In 2023, Curley mandated sexual harassment prevention training for all Legislative Branch employees on an annual basis, and continues to make additional trainings available on a regular basis.

During the April 25 discussion, several Council Delegates also called for immediate action to address a sexual harassment and assault allegation against the general manager of the Navajo Tribal Utility Authority by an NTUA-affiliated employee, which was made public through press conferences on social media. Several Delegates also urged the NTUA Management Board to take action to protect the alleged victim and to ensure accountability.

Council Delegate Amber Kanazbah Crotty (Beclabito, Cove, Gadi’i’áhi/To’Koi, Red Valley, Tooh Haltsooi, Toadlena/Two Grey Hills, Tsé ałnáoz’t’I’í), who chairs the Naabik’íyáti’ Committee’s Missing and Murdered Diné Relatives Task Force, requested copies of the Department of Personnel Management’s information regarding all the Navajo Nation court cases involving sexual harassment allegations.

“What were the Department of Personnel Management’s responses to these cases? For our legislative side, what are the recommendations and how have laws been changed to address the issue that the courts are determining when it comes to sexual harassment cases?” Crotty asked.

Division of Human Resources Director Debbie Nez-Manuel stated that she will work with the Department of Personnel Management to compile and provide the information.

“While DPM is a resource for reporting, not everyone will report to the Department of Personnel Management,” Nez-Manuel said. “Reporting happens based on the individual that is impacted, who they feel comfortable with, and where they feel they will get the best response.

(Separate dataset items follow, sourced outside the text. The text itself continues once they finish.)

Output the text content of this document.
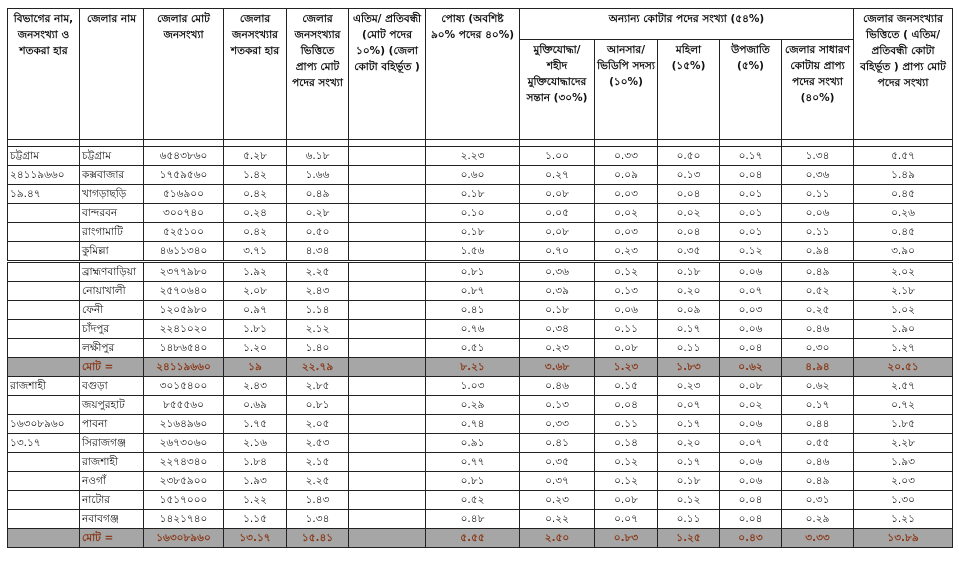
বিভাগের নাম, জনসংখ্যা ও শতকরা হার	জেলার নাম	জেলার মোট জনসংখ্যা	জেলার জনসংখ্যার শতকরা হার	জেলার জনসংখ্যার ভিত্তিতে প্রাপ্য মোট পদের সংখ্যা	এতিম/ প্রতিবন্ধী (মোট পদের ১০%) (জেলা কোটা বহির্ভূত )	পোষ্য (অবশিষ্ট ৯০% পদের ৪০%)	অন্যান্য কোটার পদের সংখ্যা (৫৪%)					জেলার জনসংখ্যার ভিত্তিতে ( এতিম/ প্রতিবন্ধী কোটা বহির্ভূত ) প্রাপ্য মোট পদের সংখ্যা
							মুক্তিযোদ্ধা/ শহীদ মুক্তিযোদ্ধাদের সন্তান (৩০%)	আনসার/ ভিডিপি সদস্য (১০%)	মহিলা (১৫%)	উপজাতি (৫%)	জেলার সাধারণ কোটায় প্রাপ্য পদের সংখ্যা (৪০%)	

চট্টগ্রাম	চট্টগ্রাম	৬৫৪৩৮৬০	৫.২৮	৬.১৮		২.২৩	১.০০	০.৩৩	০.৫০	০.১৭	১.৩৪	৫.৫৭
২৪১১৯৬৬০	কক্সবাজার	১৭৫৯৫৬০	১.৪২	১.৬৬		০.৬০	০.২৭	০.০৯	০.১৩	০.০৪	০.৩৬	১.৪৯
১৯.৪৭	খাগড়াছড়ি	৫১৬৯০০	০.৪২	০.৪৯		০.১৮	০.০৮	০.০৩	০.০৪	০.০১	০.১১	০.৪৫
	বান্দরবন	৩০০৭৪০	০.২৪	০.২৮		০.১০	০.০৫	০.০২	০.০২	০.০১	০.০৬	০.২৬
	রাংগামাটি	৫২৫১০০	০.৪২	০.৫০		০.১৮	০.০৮	০.০৩	০.০৪	০.০১	০.১১	০.৪৫
	কুমিল্লা	৪৬১১৩৪০	৩.৭১	৪.৩৪		১.৫৬	০.৭০	০.২৩	০.৩৫	০.১২	০.৯৪	৩.৯০
	ব্রাহ্মণবাড়িয়া	২৩৭৭৯৮০	১.৯২	২.২৫		০.৮১	০.৩৬	০.১২	০.১৮	০.০৬	০.৪৯	২.০২
	নোয়াখালী	২৫৭০৬৪০	২.০৮	২.৪৩		০.৮৭	০.৩৯	০.১৩	০.২০	০.০৭	০.৫২	২.১৮
	ফেনী	১২০৫৯৮০	০.৯৭	১.১৪		০.৪১	০.১৮	০.০৬	০.০৯	০.০৩	০.২৫	১.০২
	চাঁদপুর	২২৪১০২০	১.৮১	২.১২		০.৭৬	০.৩৪	০.১১	০.১৭	০.০৬	০.৪৬	১.৯০
	লক্ষীপুর	১৪৮৬৫৪০	১.২০	১.৪০		০.৫১	০.২৩	০.০৮	০.১১	০.০৪	০.৩০	১.২৭
	মোট =	২৪১১৯৬৬০	১৯	২২.৭৯		৮.২১	৩.৬৮	১.২৩	১.৮৩	০.৬২	৪.৯৪	২০.৫১
রাজশাহী	বগুড়া	৩০১৫৪০০	২.৪৩	২.৮৫		১.০৩	০.৪৬	০.১৫	০.২৩	০.০৮	০.৬২	২.৫৭
	জয়পুরহাট	৮৫৫৫৬০	০.৬৯	০.৮১		০.২৯	০.১৩	০.০৪	০.০৭	০.০২	০.১৭	০.৭২
১৬৩০৮৯৬০	পাবনা	২১৬৪৯৬০	১.৭৫	২.০৫		০.৭৪	০.৩৩	০.১১	০.১৭	০.০৬	০.৪৪	১.৮৫
১৩.১৭	সিরাজগঞ্জ	২৬৭৩০৬০	২.১৬	২.৫৩		০.৯১	০.৪১	০.১৪	০.২০	০.০৭	০.৫৫	২.২৮
	রাজশাহী	২২৭৪৩৪০	১.৮৪	২.১৫		০.৭৭	০.৩৫	০.১২	০.১৭	০.০৬	০.৪৬	১.৯৩
	নওগাঁ	২৩৮৫৯০০	১.৯৩	২.২৫		০.৮১	০.৩৭	০.১২	০.১৮	০.০৬	০.৪৯	২.০৩
	নাটোর	১৫১৭০০০	১.২২	১.৪৩		০.৫২	০.২৩	০.০৮	০.১২	০.০৪	০.৩১	১.৩০
	নবাবগঞ্জ	১৪২১৭৪০	১.১৫	১.৩৪		০.৪৮	০.২২	০.০৭	০.১১	০.০৪	০.২৯	১.২১
	মোট =	১৬৩০৮৯৬০	১৩.১৭	১৫.৪১		৫.৫৫	২.৫০	০.৮৩	১.২৫	০.৪৩	৩.৩৩	১৩.৮৯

If they feel uncomfortable with DPM they might go elsewhere.”

Council Delegate Eugenia Charles-Newton asked for the statute of limitations for reporting sexual harassment, stating that it is not outlined in any DPM or Human Resource policy. She added that some employees might have self-doubt when it comes to determining what can be considered sexual harassment.

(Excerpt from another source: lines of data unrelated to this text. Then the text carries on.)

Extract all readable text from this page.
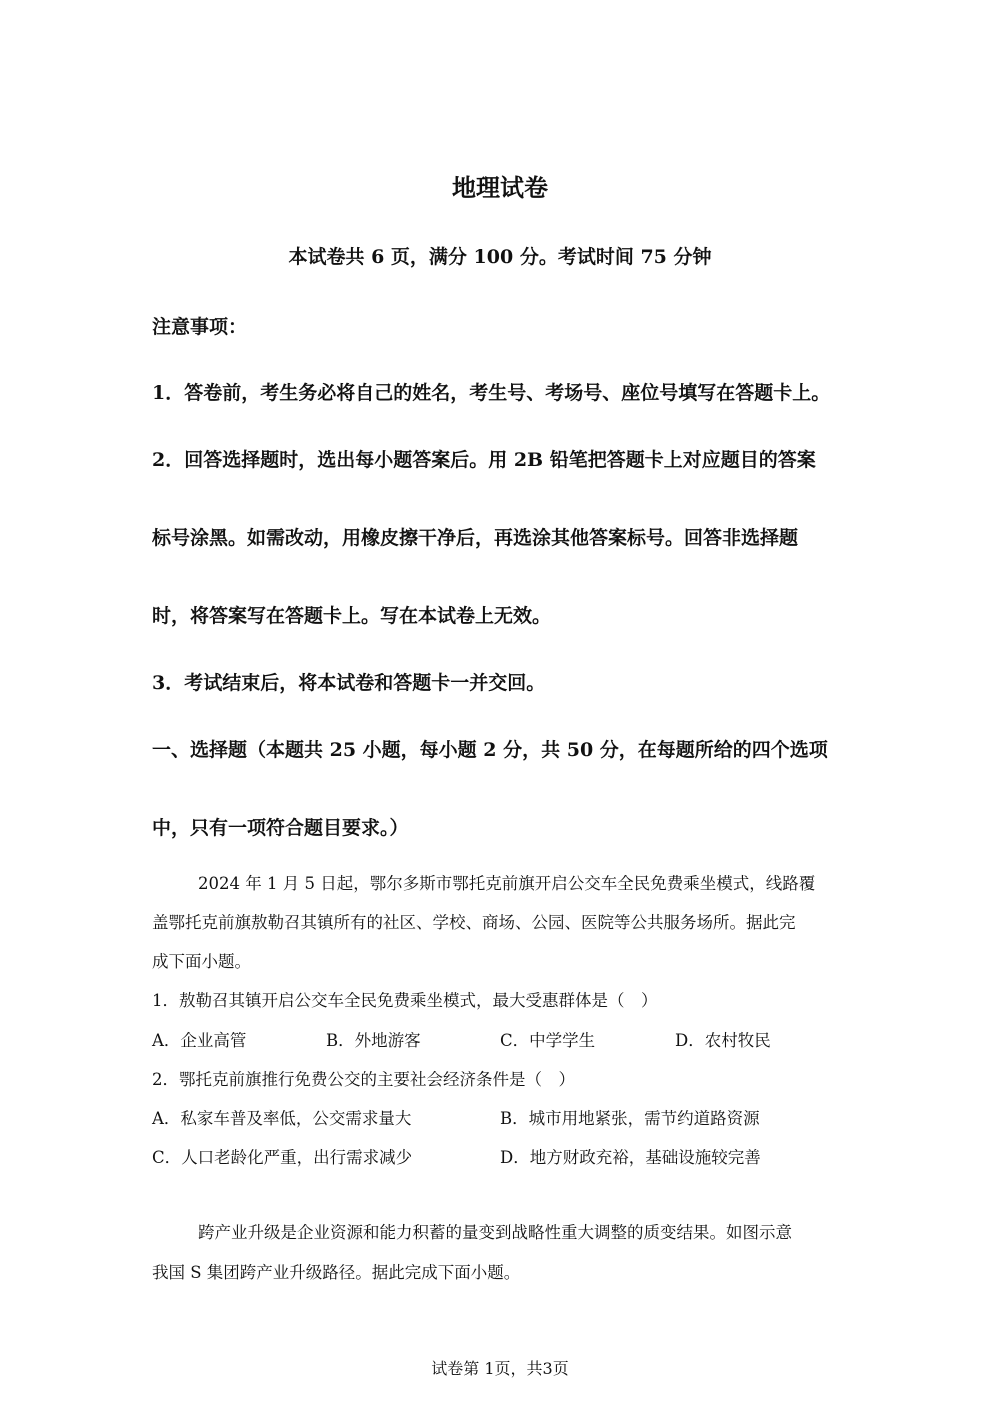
地理试卷
本试卷共 6 页，满分 100 分。考试时间 75 分钟
注意事项：
1．答卷前，考生务必将自己的姓名，考生号、考场号、座位号填写在答题卡上。
2．回答选择题时，选出每小题答案后。用 2B 铅笔把答题卡上对应题目的答案
标号涂黑。如需改动，用橡皮擦干净后，再选涂其他答案标号。回答非选择题
时，将答案写在答题卡上。写在本试卷上无效。
3．考试结束后，将本试卷和答题卡一并交回。
一、选择题（本题共 25 小题，每小题 2 分，共 50 分，在每题所给的四个选项
中，只有一项符合题目要求。）
2024 年 1 月 5 日起，鄂尔多斯市鄂托克前旗开启公交车全民免费乘坐模式，线路覆
盖鄂托克前旗敖勒召其镇所有的社区、学校、商场、公园、医院等公共服务场所。据此完
成下面小题。
1．敖勒召其镇开启公交车全民免费乘坐模式，最大受惠群体是（　）
A．企业高管	B．外地游客	C．中学学生	D．农村牧民
2．鄂托克前旗推行免费公交的主要社会经济条件是（　）
A．私家车普及率低，公交需求量大	B．城市用地紧张，需节约道路资源
C．人口老龄化严重，出行需求减少	D．地方财政充裕，基础设施较完善
跨产业升级是企业资源和能力积蓄的量变到战略性重大调整的质变结果。如图示意
我国 S 集团跨产业升级路径。据此完成下面小题。
试卷第 1页，共3页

According to Nez-Manuel, there is no statute of limitation for reporting sexual harassment to the DPM.. “It’s critical to record incidents by writing them down. Those details can fade with time and become more difficult to prove what happened. My understanding is that there is no statute of limitation for reporting,” she said.

Council Delegates also urged for comprehensive policies that are inclusive of Navajo Nation enterprises, political and professional at-will positions, and elected leaders. Currently, the Navajo Nation Office of Ethics and Rules oversees claims that are brought against elected officials within the Navajo Nation.

The Naabik’íyáti’ Committee voted to accept the report with 16 in favor and none opposed. The Office of the Speaker is tasked with developing and introducing legislation to sexual misconduct policies and laws for the Council’s consideration.